Me arrepiento de haber sido tan buena. Creo que más de una se hubiera merecido un poco de reciprocidad tras un pellizco de mejilla. 

Por otro lado, estoy segura de que soy una persona muy cariñosa. No tanto por la parte física, porque por allí ya he confirmado que soy la dama de hielo, sino que más bien creo que lo soy con miradas, con acciones y con palabras escritas. Y no creo que sea malo el hecho de ser cariñosa de una manera diferente a la estipulada en las “reglas” que se imponen en nuestra sociedad.
Creo que toda muestra de cariño debería ser igual de válida y, sobre todo, no quiero sentirme mal por mostrar mi cariño de una manera diferente a lo habitual. 

Me he llegado a sentir muy mala persona por no ser capaz de abrazar a alguien a quien quería con toda mi alma. o decirle un “te quiero”. 
Ahora, por suerte, me he podido perdonar porque he entendido que no lo hice mal, lo hice diferente.  Y eso no es malo. 

En cuanto a abrazos, aunque os parezca de lo más contradictorio, me encantan y los necesito. Pero sólo los abrazos profundos. Esos abrazos que te dejan sin respiración (no literal). Eso sí, con aviso previo. 

La pregunta que me hacen siempre, cuando hablo de contacto físico, es “por qué no me gusta”.
Me cuesta contestar a eso. Es una mezcla de sentir invadido mi espacio de una forma muy agresiva y , por otro lado, no lo siento necesario. 

Otra pregunta queme suelen hacer es “quién sí y quién no” y esto es algo que me planteo yo misma muchas veces y podría meter en el saco de “no me entiendo ni yo”.
Hay personas a las que quiero mucho pero soy incapaz de abrazar y,, en cambio, otras personas a las que acabo de conocer y me apetece darles un abrazo de los que estrujan. Es algo sobre lo que tengo que pensar e intentar entender. Siento no aportar una respuesta a eso.

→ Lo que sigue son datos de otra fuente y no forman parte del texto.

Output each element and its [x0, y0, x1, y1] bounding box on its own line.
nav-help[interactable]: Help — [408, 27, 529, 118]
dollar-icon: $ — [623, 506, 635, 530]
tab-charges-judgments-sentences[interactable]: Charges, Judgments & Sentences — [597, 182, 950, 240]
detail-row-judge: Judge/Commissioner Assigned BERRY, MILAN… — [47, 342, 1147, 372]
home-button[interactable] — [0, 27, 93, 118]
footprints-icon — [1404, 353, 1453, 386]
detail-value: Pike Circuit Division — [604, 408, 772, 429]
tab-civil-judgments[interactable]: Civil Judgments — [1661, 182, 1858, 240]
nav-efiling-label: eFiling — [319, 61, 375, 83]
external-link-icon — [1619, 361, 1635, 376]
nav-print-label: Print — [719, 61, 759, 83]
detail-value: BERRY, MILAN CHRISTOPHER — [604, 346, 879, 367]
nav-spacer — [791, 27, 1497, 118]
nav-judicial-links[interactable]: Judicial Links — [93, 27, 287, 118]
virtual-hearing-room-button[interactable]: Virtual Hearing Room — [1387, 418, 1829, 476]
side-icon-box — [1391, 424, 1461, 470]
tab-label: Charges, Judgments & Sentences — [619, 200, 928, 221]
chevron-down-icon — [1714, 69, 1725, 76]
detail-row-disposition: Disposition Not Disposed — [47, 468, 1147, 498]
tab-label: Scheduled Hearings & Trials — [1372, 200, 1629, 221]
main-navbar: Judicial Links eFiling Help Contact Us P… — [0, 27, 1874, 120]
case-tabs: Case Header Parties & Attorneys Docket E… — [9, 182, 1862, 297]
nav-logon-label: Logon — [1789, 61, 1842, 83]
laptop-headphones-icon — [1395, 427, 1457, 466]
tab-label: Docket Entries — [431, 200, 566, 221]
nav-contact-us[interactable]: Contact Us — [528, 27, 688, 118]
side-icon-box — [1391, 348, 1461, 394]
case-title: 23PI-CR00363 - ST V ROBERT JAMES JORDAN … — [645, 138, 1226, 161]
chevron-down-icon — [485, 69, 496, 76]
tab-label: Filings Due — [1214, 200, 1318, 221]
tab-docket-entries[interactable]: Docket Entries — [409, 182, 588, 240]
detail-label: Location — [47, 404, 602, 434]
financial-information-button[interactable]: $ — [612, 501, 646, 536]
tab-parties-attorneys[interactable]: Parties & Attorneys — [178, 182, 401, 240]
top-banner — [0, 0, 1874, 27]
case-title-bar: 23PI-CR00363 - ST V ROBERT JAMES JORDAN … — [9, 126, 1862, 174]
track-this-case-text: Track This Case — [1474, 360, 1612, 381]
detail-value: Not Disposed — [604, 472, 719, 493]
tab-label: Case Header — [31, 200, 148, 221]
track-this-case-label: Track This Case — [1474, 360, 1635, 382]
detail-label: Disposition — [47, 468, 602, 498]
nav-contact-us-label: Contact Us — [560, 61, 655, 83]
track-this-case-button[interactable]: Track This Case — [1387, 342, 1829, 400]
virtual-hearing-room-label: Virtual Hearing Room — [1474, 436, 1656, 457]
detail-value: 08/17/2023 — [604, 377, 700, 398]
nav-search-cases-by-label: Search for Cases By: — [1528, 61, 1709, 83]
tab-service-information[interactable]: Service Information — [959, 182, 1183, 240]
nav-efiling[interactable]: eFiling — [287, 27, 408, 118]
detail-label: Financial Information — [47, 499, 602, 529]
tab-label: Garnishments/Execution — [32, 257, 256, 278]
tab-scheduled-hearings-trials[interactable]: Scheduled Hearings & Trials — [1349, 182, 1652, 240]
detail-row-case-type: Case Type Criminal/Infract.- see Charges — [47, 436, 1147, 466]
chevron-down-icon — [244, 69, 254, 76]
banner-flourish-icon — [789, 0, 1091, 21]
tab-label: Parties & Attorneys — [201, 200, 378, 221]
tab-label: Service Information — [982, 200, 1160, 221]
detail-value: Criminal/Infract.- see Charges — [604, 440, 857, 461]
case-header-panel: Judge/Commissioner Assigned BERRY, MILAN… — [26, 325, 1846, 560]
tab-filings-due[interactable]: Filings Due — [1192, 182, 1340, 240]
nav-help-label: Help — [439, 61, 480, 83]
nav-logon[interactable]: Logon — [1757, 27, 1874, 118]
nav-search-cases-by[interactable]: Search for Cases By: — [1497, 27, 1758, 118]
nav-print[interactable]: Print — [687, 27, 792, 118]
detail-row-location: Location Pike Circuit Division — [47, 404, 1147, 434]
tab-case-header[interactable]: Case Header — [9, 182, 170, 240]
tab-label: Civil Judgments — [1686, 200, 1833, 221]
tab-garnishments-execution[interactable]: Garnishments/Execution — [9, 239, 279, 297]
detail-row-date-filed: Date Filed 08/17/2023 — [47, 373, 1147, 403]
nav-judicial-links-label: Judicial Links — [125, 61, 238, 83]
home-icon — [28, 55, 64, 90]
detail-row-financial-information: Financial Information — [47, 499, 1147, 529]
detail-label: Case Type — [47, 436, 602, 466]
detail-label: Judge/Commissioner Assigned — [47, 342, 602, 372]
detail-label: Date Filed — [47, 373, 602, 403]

En mi primer artículo sobre este tema, mencioné que un día hablaría sobre los besos…. No lo he hecho todavía pero con este artículo os podéis hacer una idea si juntamos cara + contacto físico + mi espacio.  

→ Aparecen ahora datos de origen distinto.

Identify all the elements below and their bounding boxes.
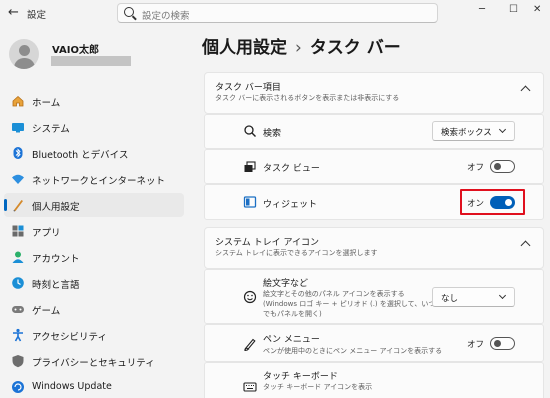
accessibility-icon (13, 328, 23, 342)
apps-icon (12, 225, 24, 237)
sidebar-item-gaming[interactable]: ゲーム (4, 297, 184, 321)
sidebar-item-accessibility[interactable]: アクセシビリティ (4, 323, 184, 347)
breadcrumb-parent[interactable]: 個人用設定 (202, 38, 287, 58)
back-arrow-icon[interactable]: ← (8, 5, 19, 20)
toggle-state-label: オン (467, 199, 485, 209)
selection-indicator (4, 199, 7, 211)
sidebar-item-system[interactable]: システム (4, 115, 184, 139)
pen-menu-toggle[interactable] (490, 337, 515, 350)
search-mode-dropdown[interactable]: 検索ボックス (432, 121, 515, 141)
section-tray-icons-header[interactable]: システム トレイ アイコン システム トレイに表示できるアイコンを選択します (204, 227, 544, 269)
taskview-icon (244, 161, 256, 172)
sidebar-item-time-language[interactable]: 時刻と言語 (4, 271, 184, 295)
setting-label: 絵文字など (263, 279, 309, 289)
section-subtitle: システム トレイに表示できるアイコンを選択します (215, 249, 378, 257)
sidebar-item-accounts[interactable]: アカウント (4, 245, 184, 269)
section-taskbar-items-header[interactable]: タスク バー項目 タスク バーに表示されるボタンを表示または非表示にする (204, 72, 544, 114)
profile-name: VAIO太郎 (52, 45, 100, 56)
maximize-button[interactable]: ☐ (509, 4, 518, 15)
search-input[interactable]: 設定の検索 (117, 3, 438, 23)
chevron-up-icon[interactable] (520, 240, 531, 251)
setting-row-taskview: タスク ビュー オフ (204, 149, 544, 184)
home-icon (12, 95, 24, 107)
section-title: システム トレイ アイコン (215, 238, 320, 248)
page-title: タスク バー (309, 38, 401, 58)
time-language-icon (12, 277, 24, 289)
toggle-state-label: オフ (467, 163, 485, 173)
widgets-icon (243, 196, 257, 208)
profile-email-redacted (51, 56, 131, 66)
pen-icon (244, 338, 256, 351)
chevron-down-icon (498, 291, 507, 300)
setting-row-pen-menu: ペン メニュー ペンが使用中のときにペン メニュー アイコンを表示する オフ (204, 324, 544, 362)
emoji-panel-dropdown[interactable]: なし (432, 287, 515, 307)
taskview-toggle[interactable] (490, 160, 515, 173)
section-subtitle: タスク バーに表示されるボタンを表示または非表示にする (215, 94, 400, 102)
system-icon (12, 123, 24, 133)
chevron-down-icon (498, 125, 507, 134)
sidebar-item-personalization[interactable]: 個人用設定 (4, 193, 184, 217)
search-icon (244, 125, 256, 137)
setting-description: ペンが使用中のときにペン メニュー アイコンを表示する (263, 347, 443, 355)
sidebar-item-windows-update[interactable]: Windows Update (4, 375, 184, 398)
sidebar-item-privacy[interactable]: プライバシーとセキュリティ (4, 349, 184, 373)
setting-label: ウィジェット (263, 200, 318, 210)
setting-row-emoji: 絵文字など 絵文字とその他のパネル アイコンを表示する (Windows ロゴ … (204, 269, 544, 324)
search-placeholder: 設定の検索 (142, 11, 190, 22)
network-icon (12, 174, 24, 184)
sidebar-item-network[interactable]: ネットワークとインターネット (4, 167, 184, 191)
setting-description: タッチ キーボード アイコンを表示 (263, 383, 373, 391)
toggle-state-label: オフ (467, 340, 485, 350)
breadcrumb-separator: › (295, 38, 302, 58)
section-title: タスク バー項目 (215, 83, 281, 93)
close-button[interactable]: ✕ (533, 4, 541, 15)
setting-label: タッチ キーボード (263, 372, 338, 382)
sidebar-item-bluetooth[interactable]: Bluetooth とデバイス (4, 141, 184, 165)
breadcrumb: 個人用設定 › タスク バー (202, 33, 401, 58)
keyboard-icon (243, 382, 257, 392)
setting-row-widgets: ウィジェット オン (204, 184, 544, 220)
setting-label: ペン メニュー (263, 335, 320, 345)
app-title: 設定 (27, 10, 47, 21)
bluetooth-icon (13, 147, 23, 159)
gaming-icon (12, 306, 24, 313)
setting-description: (Windows ロゴ キー + ピリオド (.) を選択して、いつ (263, 300, 436, 308)
windows-update-icon (12, 381, 24, 393)
privacy-shield-icon (12, 355, 24, 368)
sidebar-item-home[interactable]: ホーム (4, 89, 184, 113)
setting-label: タスク ビュー (263, 164, 320, 174)
search-icon (124, 7, 134, 17)
avatar[interactable] (9, 39, 39, 69)
setting-row-touch-keyboard: タッチ キーボード タッチ キーボード アイコンを表示 (204, 362, 544, 398)
chevron-up-icon[interactable] (520, 85, 531, 96)
minimize-button[interactable]: ─ (479, 4, 485, 15)
personalization-icon (13, 200, 23, 212)
sidebar-item-apps[interactable]: アプリ (4, 219, 184, 243)
setting-description: 絵文字とその他のパネル アイコンを表示する (263, 290, 405, 298)
setting-label: 検索 (263, 129, 282, 139)
setting-row-search: 検索 検索ボックス (204, 114, 544, 149)
emoji-icon (243, 290, 257, 304)
setting-description: でもパネルを開く) (263, 310, 322, 318)
account-icon (12, 251, 24, 263)
title-bar: ← 設定 設定の検索 ─ ☐ ✕ (0, 0, 550, 28)
widgets-toggle[interactable] (490, 196, 515, 209)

Y sin nada más que añadir, os mando un abrazo. virtual 😉

Contacto físico y autismo

4 comentarios sobre “Sobre el contacto físico

  1. Me siento demasiado identificada, hay momentos concretos en los que si me gusta dar abrazos, pero no soporto que sean sin avisar. Por ejemplo, no soporto estar en un coche y que las personas a mis lados me rocen o choquen un brazo con el mío, me resulta demasiado desagradable, me irrita muchísimo. No soporto que para avisarme de algo me den golpecitos en el brazo o la pierna, y todas las personas cercanas a mi tienen clarísimo que mi cara no se toca, que me resulta terriblemente irritante y angustiante, no se explicarlo, recuerdo de niña ir a cumpleaños y que hubiese gente que pinta caras, y yo no lo soportaba. No se expresarme bien, pero leyendo esto me he identificado completamente.

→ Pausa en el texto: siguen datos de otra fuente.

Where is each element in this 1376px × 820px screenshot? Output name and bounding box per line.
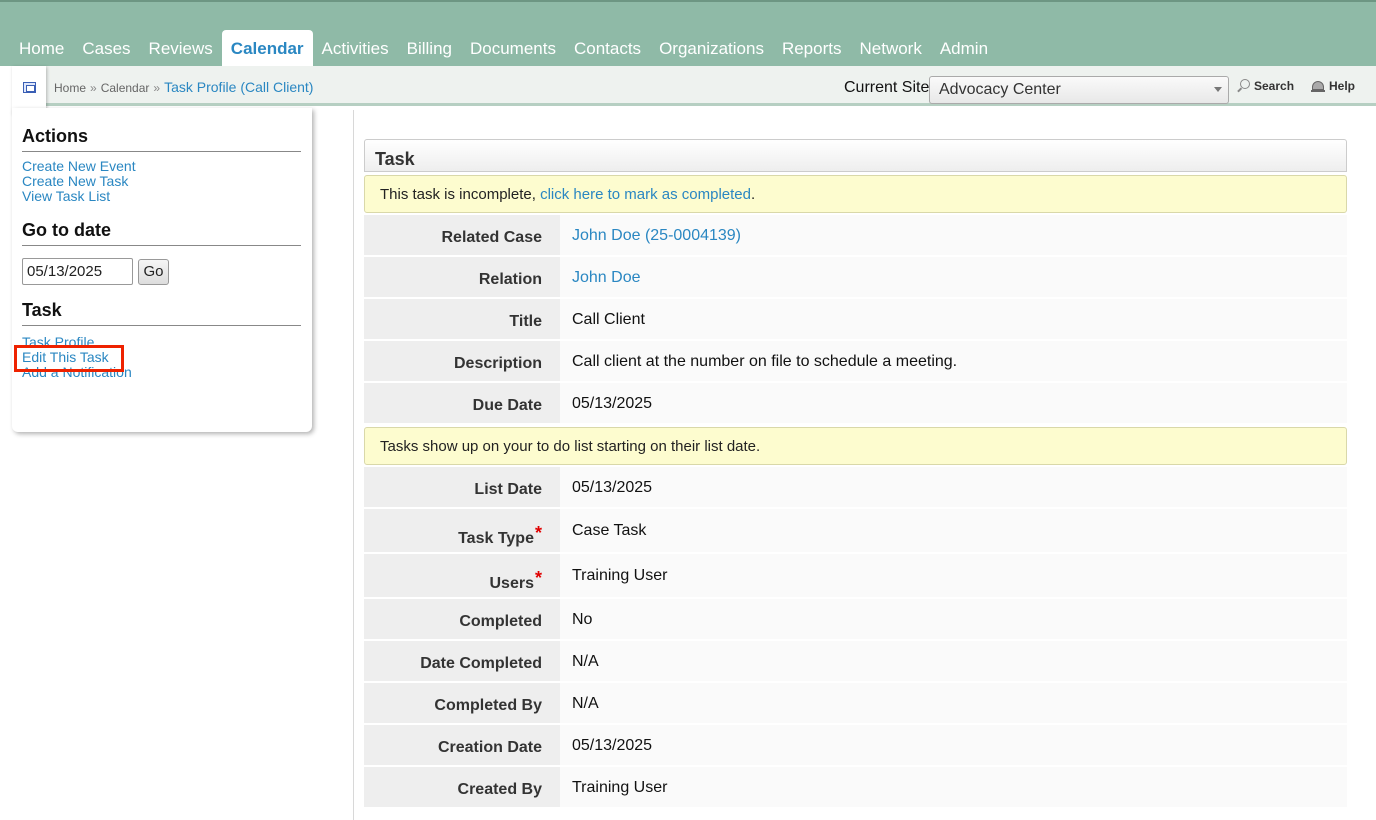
field-label: Relation [364,257,560,297]
top-nav-bar: Home Cases Reviews Calendar Activities B… [0,0,1376,66]
list-date-notice: Tasks show up on your to do list startin… [364,427,1347,465]
field-value: 05/13/2025 [560,467,1347,507]
create-new-event-link[interactable]: Create New Event [22,159,301,174]
view-task-list-link[interactable]: View Task List [22,189,301,204]
search-icon [1236,79,1250,93]
go-to-date-input[interactable] [22,258,133,285]
field-row-completed: Completed No [364,599,1347,641]
chevron-down-icon [1214,87,1222,92]
field-value: Training User [560,767,1347,807]
required-marker: * [534,523,542,543]
breadcrumb-separator: » [90,81,97,95]
breadcrumb-calendar[interactable]: Calendar [101,81,150,95]
task-profile-link[interactable]: Task Profile [22,335,301,350]
nav-organizations[interactable]: Organizations [650,32,773,66]
actions-heading: Actions [22,126,301,152]
field-label: Related Case [364,215,560,255]
field-label: Completed By [364,683,560,723]
relation-link[interactable]: John Doe [572,269,641,286]
field-row-created-by: Created By Training User [364,767,1347,809]
nav-home[interactable]: Home [10,32,73,66]
nav-reports[interactable]: Reports [773,32,851,66]
nav-reviews[interactable]: Reviews [140,32,222,66]
nav-documents[interactable]: Documents [461,32,565,66]
add-notification-link[interactable]: Add a Notification [22,365,301,380]
field-label: Creation Date [364,725,560,765]
required-marker: * [534,568,542,588]
current-site-label: Current Site [844,79,930,96]
field-label: Due Date [364,383,560,423]
related-case-link[interactable]: John Doe (25-0004139) [572,227,741,244]
mark-completed-link[interactable]: click here to mark as completed [540,186,751,203]
field-label: Completed [364,599,560,639]
current-site-select[interactable]: Advocacy Center [929,76,1229,104]
incomplete-notice-suffix: . [750,186,756,203]
nav-contacts[interactable]: Contacts [565,32,650,66]
sidebar-panel: Actions Create New Event Create New Task… [12,108,312,432]
field-row-title: Title Call Client [364,299,1347,341]
field-row-related-case: Related Case John Doe (25-0004139) [364,215,1347,257]
breadcrumb-current[interactable]: Task Profile (Call Client) [164,79,313,95]
breadcrumb-home[interactable]: Home [54,81,86,95]
breadcrumb-separator: » [153,81,161,95]
field-row-description: Description Call client at the number on… [364,341,1347,383]
field-label-text: Task Type [458,530,534,547]
field-row-task-type: Task Type* Case Task [364,509,1347,554]
sidebar-toggle-icon [23,82,36,93]
go-to-date-heading: Go to date [22,220,301,246]
field-row-due-date: Due Date 05/13/2025 [364,383,1347,425]
field-label: Title [364,299,560,339]
field-row-completed-by: Completed By N/A [364,683,1347,725]
breadcrumb: Home» Calendar» Task Profile (Call Client) [54,79,313,95]
incomplete-notice-text: This task is incomplete, [380,186,541,203]
go-button[interactable]: Go [138,259,169,285]
help-bell-icon [1311,79,1325,93]
main-nav: Home Cases Reviews Calendar Activities B… [10,28,997,66]
nav-cases[interactable]: Cases [73,32,139,66]
nav-admin[interactable]: Admin [931,32,997,66]
field-row-creation-date: Creation Date 05/13/2025 [364,725,1347,767]
field-value: Call client at the number on file to sch… [560,341,1347,381]
nav-calendar[interactable]: Calendar [221,30,313,66]
field-label: Users* [364,554,560,597]
field-value: Call Client [560,299,1347,339]
field-value: N/A [560,683,1347,723]
field-label: Date Completed [364,641,560,681]
create-new-task-link[interactable]: Create New Task [22,174,301,189]
incomplete-notice: This task is incomplete, click here to m… [364,175,1347,213]
field-value: 05/13/2025 [560,383,1347,423]
help-button[interactable]: Help [1311,79,1355,93]
nav-billing[interactable]: Billing [398,32,461,66]
field-value: 05/13/2025 [560,725,1347,765]
field-value: N/A [560,641,1347,681]
field-label: Task Type* [364,509,560,552]
field-row-list-date: List Date 05/13/2025 [364,467,1347,509]
breadcrumb-bar: Home» Calendar» Task Profile (Call Client)… [12,66,1376,106]
edit-this-task-link[interactable]: Edit This Task [22,350,301,365]
field-label-text: Users [489,575,534,592]
help-label: Help [1329,79,1356,93]
field-value: No [560,599,1347,639]
field-value: Case Task [560,509,1347,552]
field-label: List Date [364,467,560,507]
field-label: Description [364,341,560,381]
current-site-value: Advocacy Center [939,81,1061,98]
field-row-users: Users* Training User [364,554,1347,599]
task-section-heading: Task [364,139,1347,172]
task-links-list: Task Profile Edit This Task Add a Notifi… [22,335,301,380]
field-value: Training User [560,554,1347,597]
search-label: Search [1254,79,1295,93]
nav-activities[interactable]: Activities [313,32,398,66]
field-label: Created By [364,767,560,807]
nav-network[interactable]: Network [850,32,930,66]
search-button[interactable]: Search [1236,79,1294,93]
field-row-date-completed: Date Completed N/A [364,641,1347,683]
actions-list: Create New Event Create New Task View Ta… [22,159,301,204]
task-heading: Task [22,300,301,326]
field-row-relation: Relation John Doe [364,257,1347,299]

  2. Me he identificado completamente; el contacto físico me cuesta tanto que en ocasiones duele no poder corresponder, pasa que sólo puedo tener contacto con mi pareja y con animales —no es broma—, con ningún miembro de mi familia puedo ser capaz de “abrazar” a menos de ocasiones especiales. ¿Es esto normal?

    Me irrita en exceso que invadan mi espacio, me han dicho que soy grosera pero la verdad es que no soporto, hiperventilo y hasta he llegado a llorar por esa incomodidad. Me he sentido mal por no poder corresponder ese tipo de cariño pero simplemente no puedo por más que lo intente. Yo ya he explicado que me molesta y que me incomoda que por favor no lo hagan — me refiero a mi familia — pero no entienden y dicen que exagero pero aunque me esfuerce en encajar no puedo con el contacto físico, en ocasiones no lo veo necesario.

    Ya no sé que hacer al respecto porque me siento fuera de lugar y no entiendo porqué no lo pueden ver como yo.